The rest of the details have been added and the car is nearly finished. The grab irons on this car are actually Tichy ladder rungs glued directly to the car side, another technique that won't be found on a contest quality model but the effect is a ladder rung bolted to the car.

Grandt Line corner irons, NBWs, hasps and bronze wire for pipes, cut lever and brake staff.

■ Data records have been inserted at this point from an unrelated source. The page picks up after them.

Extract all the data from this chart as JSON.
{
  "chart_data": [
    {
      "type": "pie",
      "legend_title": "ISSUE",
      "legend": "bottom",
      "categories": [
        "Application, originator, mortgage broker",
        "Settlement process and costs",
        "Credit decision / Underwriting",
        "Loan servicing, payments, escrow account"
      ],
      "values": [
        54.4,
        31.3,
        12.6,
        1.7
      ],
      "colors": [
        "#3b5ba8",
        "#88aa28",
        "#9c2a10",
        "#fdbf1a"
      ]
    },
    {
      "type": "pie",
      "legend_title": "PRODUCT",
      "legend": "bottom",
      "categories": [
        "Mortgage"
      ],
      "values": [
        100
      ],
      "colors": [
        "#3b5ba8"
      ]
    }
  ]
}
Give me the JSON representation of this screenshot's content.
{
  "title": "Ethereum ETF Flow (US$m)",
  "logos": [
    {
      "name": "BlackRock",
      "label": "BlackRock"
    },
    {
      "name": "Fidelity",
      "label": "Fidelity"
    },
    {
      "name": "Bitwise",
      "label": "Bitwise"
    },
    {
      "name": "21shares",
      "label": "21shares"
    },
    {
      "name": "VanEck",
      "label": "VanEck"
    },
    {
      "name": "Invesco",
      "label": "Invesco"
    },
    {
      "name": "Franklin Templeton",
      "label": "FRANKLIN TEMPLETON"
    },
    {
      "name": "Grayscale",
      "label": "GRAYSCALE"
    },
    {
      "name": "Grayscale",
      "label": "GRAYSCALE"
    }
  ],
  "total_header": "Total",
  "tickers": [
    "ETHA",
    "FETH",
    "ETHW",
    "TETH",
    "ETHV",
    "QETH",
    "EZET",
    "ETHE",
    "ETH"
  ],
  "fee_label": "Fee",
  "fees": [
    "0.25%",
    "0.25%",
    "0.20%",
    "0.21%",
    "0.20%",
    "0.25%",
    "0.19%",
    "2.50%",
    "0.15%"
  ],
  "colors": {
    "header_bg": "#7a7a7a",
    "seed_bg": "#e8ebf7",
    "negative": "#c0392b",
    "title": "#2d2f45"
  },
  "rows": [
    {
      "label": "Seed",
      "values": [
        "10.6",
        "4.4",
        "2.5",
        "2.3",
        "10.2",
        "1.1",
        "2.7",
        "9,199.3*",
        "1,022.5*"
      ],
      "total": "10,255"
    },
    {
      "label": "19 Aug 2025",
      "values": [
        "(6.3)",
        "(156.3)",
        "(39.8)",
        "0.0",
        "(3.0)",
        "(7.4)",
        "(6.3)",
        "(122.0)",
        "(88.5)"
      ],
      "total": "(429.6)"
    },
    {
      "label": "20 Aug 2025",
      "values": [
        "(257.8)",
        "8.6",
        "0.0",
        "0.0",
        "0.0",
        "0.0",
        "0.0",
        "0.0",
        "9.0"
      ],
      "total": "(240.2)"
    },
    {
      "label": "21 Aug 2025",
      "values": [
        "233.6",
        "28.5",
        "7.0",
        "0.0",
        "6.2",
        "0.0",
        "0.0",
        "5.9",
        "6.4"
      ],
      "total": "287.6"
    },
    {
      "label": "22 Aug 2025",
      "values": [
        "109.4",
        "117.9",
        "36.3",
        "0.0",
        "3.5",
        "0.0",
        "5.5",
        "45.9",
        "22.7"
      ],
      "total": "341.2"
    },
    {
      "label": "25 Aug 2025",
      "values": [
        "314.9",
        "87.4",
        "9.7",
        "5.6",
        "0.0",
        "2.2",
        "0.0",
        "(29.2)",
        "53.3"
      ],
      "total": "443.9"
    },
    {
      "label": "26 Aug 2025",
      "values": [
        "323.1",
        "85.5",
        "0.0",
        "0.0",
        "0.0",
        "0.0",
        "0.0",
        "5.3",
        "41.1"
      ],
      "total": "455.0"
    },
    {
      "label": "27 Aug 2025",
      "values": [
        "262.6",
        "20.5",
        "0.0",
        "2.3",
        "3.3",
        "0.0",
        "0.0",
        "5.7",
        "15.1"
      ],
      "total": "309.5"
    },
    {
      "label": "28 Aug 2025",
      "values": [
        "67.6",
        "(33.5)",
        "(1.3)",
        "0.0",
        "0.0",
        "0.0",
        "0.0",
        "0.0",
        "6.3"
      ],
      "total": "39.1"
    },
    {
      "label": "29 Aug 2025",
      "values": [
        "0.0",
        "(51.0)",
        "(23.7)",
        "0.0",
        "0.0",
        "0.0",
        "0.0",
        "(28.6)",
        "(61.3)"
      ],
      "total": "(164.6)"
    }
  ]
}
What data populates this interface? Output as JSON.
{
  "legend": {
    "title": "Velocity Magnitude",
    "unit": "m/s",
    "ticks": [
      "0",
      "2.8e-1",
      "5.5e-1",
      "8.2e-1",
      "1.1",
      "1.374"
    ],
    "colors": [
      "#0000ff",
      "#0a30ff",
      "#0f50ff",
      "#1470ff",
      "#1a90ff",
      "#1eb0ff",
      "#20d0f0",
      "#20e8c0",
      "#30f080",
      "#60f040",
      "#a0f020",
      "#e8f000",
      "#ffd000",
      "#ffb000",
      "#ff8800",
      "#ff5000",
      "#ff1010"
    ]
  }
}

I have been developing a technique for adding outside brakes to trucks. These standard archbars from Tahoe Model Works come with semi-scale wheels and a snap fit inside brake set. Take the brakes out and cut them apart. Glue a block of .060 x.080 styrene into the recessed under side of the truck and attach to these two strips of .010 x .060 just longer than the trucks wheel base. use ACC to glue the brakes on these strips being careful that the brake pads are just off the wheel tread. Then glue a strip of .030 to the end of the brake beam to represent the "brake beam". Mount to the car using washers if neccessary to adjust the height of the car for proper coupler alignment.

The car is completed with the addition of the air hose and Kadee scale head whisker couplers.

Dissassembled and set on the painting stand. I like to paint in the recessed areas and behind any details where the spray paint might not hit evenly. Then the entire car is painted including the trucks. I am using PolyScale boxcar red to avoid toxic fumes. The car is oversprayed with gloss coat and decaled then oversprayed with dull coat.

Reassembled and weathered the car is ready for service.